Questions about the ownership of the Bears became very real when principal owner Virginia McCaskey died on Feb. 6. Chairman and owner George McCaskey and the rest of the McCaskey family are figuring out how to keep majority control of the Bears amid a heavy tax burden.
Per Peggy Kusinski of ESPN Chicago, the family is believed to have filed an extension on their inheritance and estate tax bill that was due April 15.
Because the family is not rich in assets besides ownership of the Bears, the family is expected to try and sell some of Virginia’s 22% ownership to pay the tax bill by next year. Patrick Ryan is expected to increase his shares of the Bears along with a group of outside investors that have no relation to the McKenna and Ryan families who own a minority share.

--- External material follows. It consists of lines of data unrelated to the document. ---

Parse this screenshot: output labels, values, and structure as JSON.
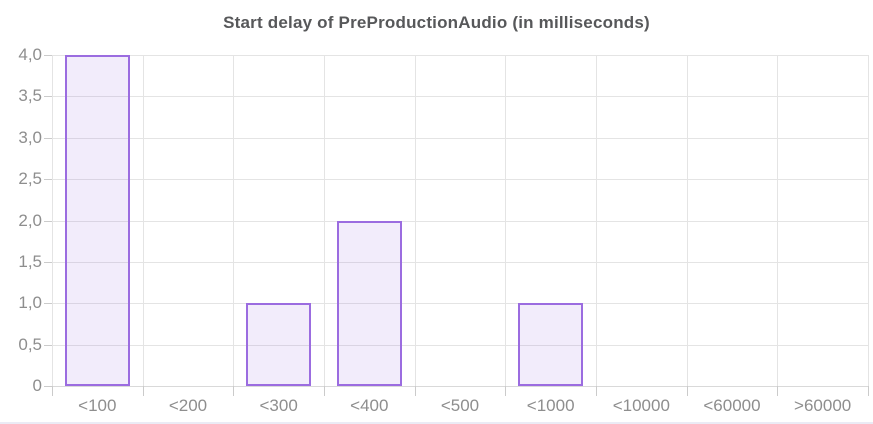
{
  "chart_data": {
    "type": "bar",
    "title": "Start delay of PreProductionAudio (in milliseconds)",
    "categories": [
      "<100",
      "<200",
      "<300",
      "<400",
      "<500",
      "<1000",
      "<10000",
      "<60000",
      ">60000"
    ],
    "values": [
      4,
      0,
      1,
      2,
      0,
      1,
      0,
      0,
      0
    ],
    "xlabel": "",
    "ylabel": "",
    "ylim": [
      0,
      4
    ],
    "y_tick_labels": [
      "4,0",
      "3,5",
      "3,0",
      "2,5",
      "2,0",
      "1,5",
      "1,0",
      "0,5",
      "0"
    ],
    "y_tick_values": [
      4,
      3.5,
      3,
      2.5,
      2,
      1.5,
      1,
      0.5,
      0
    ],
    "grid": "on",
    "legend_position": "none",
    "colors": {
      "bar_fill": "rgba(155,108,224,0.13)",
      "bar_border": "#9b6ce0",
      "grid": "#e4e4e4",
      "baseline": "#d9d9d9",
      "tick": "#cbcbcb",
      "axis_label": "#8e8e8e",
      "title": "#57585a",
      "background": "#ffffff",
      "page_bottom_border": "#ebebf5"
    }
  }
}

“They don’t have that kind of money coming in to pay those taxes,” Kusinski said on ESPN’s Waddle & Silvy this week. “Federal taxes will be due in nine months. So they have to take on new investors. So what I’ve been told is that Patrick Ryan’s been spending a lot of time at Halas Hall for the last six months.
“And he is likely going to be buying additional shares of the Bears, likely from Virginia, but it could also be from any of the other family members that just can’t financially even afford. Remember, guys, you don’t get any of that money until you pay the taxes.”
While Ryan and outside investors are expected to buy shares of the Bears, the McCaskey family will likely keep majority ownership.
“So they’re leaning on Patrick Ryan, who does have that, and if he doesn’t have it himself, he has access to it, because that’s the world that he is from. He understands that world,” Kusinski said. “The Andrew McKenna estate, the same way, but from what I’m told, it’s Patrick Ryan and his family that is really going to be putting together this group, and they will be minority shares.
“They will not become majority owners. So when George McCaskey says, we are not selling the team, the McCaskeys will remain the majority owners for sure.”
If the people they trust can help them pay their taxes.